Da allora, la memoria e la testimonianza di Auschwitz si imposero come un onere e una necessità dapprima ai sopravvissuti (monumentale l’opera di Primo Levi per esempio) e nel corso degli anni a tutta la comunità internazionale fino all’istituzione della Giornata della Memoria nella data del 27 gennaio attraverso la risoluzione 60/7 dell’Assemblea generale delle Nazioni Unite del 1º novembre 2005.
Perché la memoria? Innanzitutto perché l’Olocausto pose l’umanità di fronte a una cesura netta tra ciò che c’era stato prima e ciò che ci sarebbe stato dopo; Auschwitz ha cambiato la percezione che l’umanità ha poi avuto di se stessa, non tanto perché quel livello di crudeltà fosse impensabile, quanto perché fino ad allora non era stato realizzato. L’inferno è sceso in terra nella seconda metà del Novecento, tuttavia non è piombato dal cielo ma è stato costruito dagli uomini per gli uomini. Una “novità” che portò filosofi del calibro di Theodor Adorno a dubitare della possibilità stessa di fare filosofia dopo Auschwitz.

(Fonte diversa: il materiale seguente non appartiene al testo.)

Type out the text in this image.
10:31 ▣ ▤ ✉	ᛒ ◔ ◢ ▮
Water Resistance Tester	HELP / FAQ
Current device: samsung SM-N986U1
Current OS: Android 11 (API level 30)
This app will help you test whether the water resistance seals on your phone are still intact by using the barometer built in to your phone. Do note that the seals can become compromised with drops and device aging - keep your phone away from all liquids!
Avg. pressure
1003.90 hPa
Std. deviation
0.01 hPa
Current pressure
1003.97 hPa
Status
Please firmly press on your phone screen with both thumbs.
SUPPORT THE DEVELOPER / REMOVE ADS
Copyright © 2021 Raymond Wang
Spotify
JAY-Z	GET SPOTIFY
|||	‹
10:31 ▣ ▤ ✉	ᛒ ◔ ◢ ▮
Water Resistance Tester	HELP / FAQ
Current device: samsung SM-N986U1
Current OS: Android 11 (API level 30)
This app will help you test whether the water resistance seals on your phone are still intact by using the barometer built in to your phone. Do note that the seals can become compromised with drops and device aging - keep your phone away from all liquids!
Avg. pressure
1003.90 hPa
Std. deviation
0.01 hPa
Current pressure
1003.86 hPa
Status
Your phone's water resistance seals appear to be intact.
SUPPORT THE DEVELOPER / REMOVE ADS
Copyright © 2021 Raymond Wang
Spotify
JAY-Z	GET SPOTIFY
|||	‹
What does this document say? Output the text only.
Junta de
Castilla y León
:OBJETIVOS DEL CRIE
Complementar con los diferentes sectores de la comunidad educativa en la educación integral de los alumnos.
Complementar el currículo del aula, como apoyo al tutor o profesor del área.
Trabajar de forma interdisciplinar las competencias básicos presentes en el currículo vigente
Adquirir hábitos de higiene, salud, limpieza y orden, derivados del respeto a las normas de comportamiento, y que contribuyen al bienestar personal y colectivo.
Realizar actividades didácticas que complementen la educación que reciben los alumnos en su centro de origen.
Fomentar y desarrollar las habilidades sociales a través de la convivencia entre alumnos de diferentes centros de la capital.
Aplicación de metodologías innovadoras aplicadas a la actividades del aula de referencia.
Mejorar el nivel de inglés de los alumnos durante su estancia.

Alla necessità della memoria come strumento di maturazione e di consapevolezza si affianca però, a conferma di una ulteriore unicità della Shoah, il carattere militante della memoria volto a difendere la verità dalla minaccia del Negazionismo. Il Genocidio degli ebrei porta infatti con sé, se non il primo, il più eclatante caso di Negazione della verità storica e di costruzione di una contro-verità fondata più su interpretazioni tendenziose e ricostruzioni ai limiti della narrativa tese a delegittimare la portata dell’orrore dell’Olocausto, riducendolo a proporzioni accettabili o negandolo in toto.
E’ alla luce di queste due ragioni che oggi, a distanza di decenni, il discorso sulla Shoah può e deve diventare anche critico, pena il perdere la sua fondamentale ragion d’essere: ricordare per non dimenticare, fare sforzo di memoria per imparare dagli errori del passato. Pur restando vigili sul fronte del Negazionismo, è fondamentale rendersi conto che la minaccia più grande alla memoria dell’Olocausto – come portato di senso – viene oggi da fattori quali la sacralizzazione dell’Olocausto stesso, che amplificando oltre il dovuto la specificità dell’evento lo astrae dal contesto storico. Invece che essere posta in relazione con altri eventi, la Shoah soffre della tendenza a esser mantenuta in un territorio a parte, intangibile, isolato dal resto della storia e perciò drammaticamente sterile.
Poiché se la Giornata della Memoria cade nello stesso momento storico in cui in Siria si può legittimamente parlare di genocidio dei bambini; in Europa si alzano muri di cemento e filo spinato contro esuli da guerre e inferni che continuano a nascere in terra; nel Mar Mediterraneo ogni giorno aumenta il numero dei morti lasciati affogare; in Palestina si portano avanti in maniera disumana un’occupazione e una prevaricazione prive di qualsiasi legittimità; nel Canal Grande di Venezia un ragazzo di 22 anni tenta di suicidarsi e annega davanti a centinaia di persone che lo filmano senza aiutarlo perché è negro; ovunque nel mondo si continua a discriminare, ghettizzare e troppo spesso aggredire il “diverso”…Se tutto questo ancora accade significa che la Giornata della Memoria ha un problema: non insegna più niente e non lo insegna da un bel po’.
Significa che è vana. Come la morte di chi attraverso il camino è volato via nel vento, e la sofferenza di chi con sforzi terribili ha cercato di rendere l’orrore comunicabile perché non accadesse più. Invece è tutto vano, perché accade ancora.
Se comprendere è impossibile, conoscere è necessario, perché ciò che è accaduto può ritornare, le coscienze possono nuovamente essere sedotte ed oscurate: anche le nostre.
Primo Levi
Sta pertanto ad ognuno di noi uscire dall’ipocrisia della Giornata della memoria ed assumere su di sé l’onore e l’onere della memoria, oggi come ogni giorno, al di là di qualsiasi sacralizzazione o negazione, contro gli inferni che sono stati, quelli che sono, e quelli che potranno essere.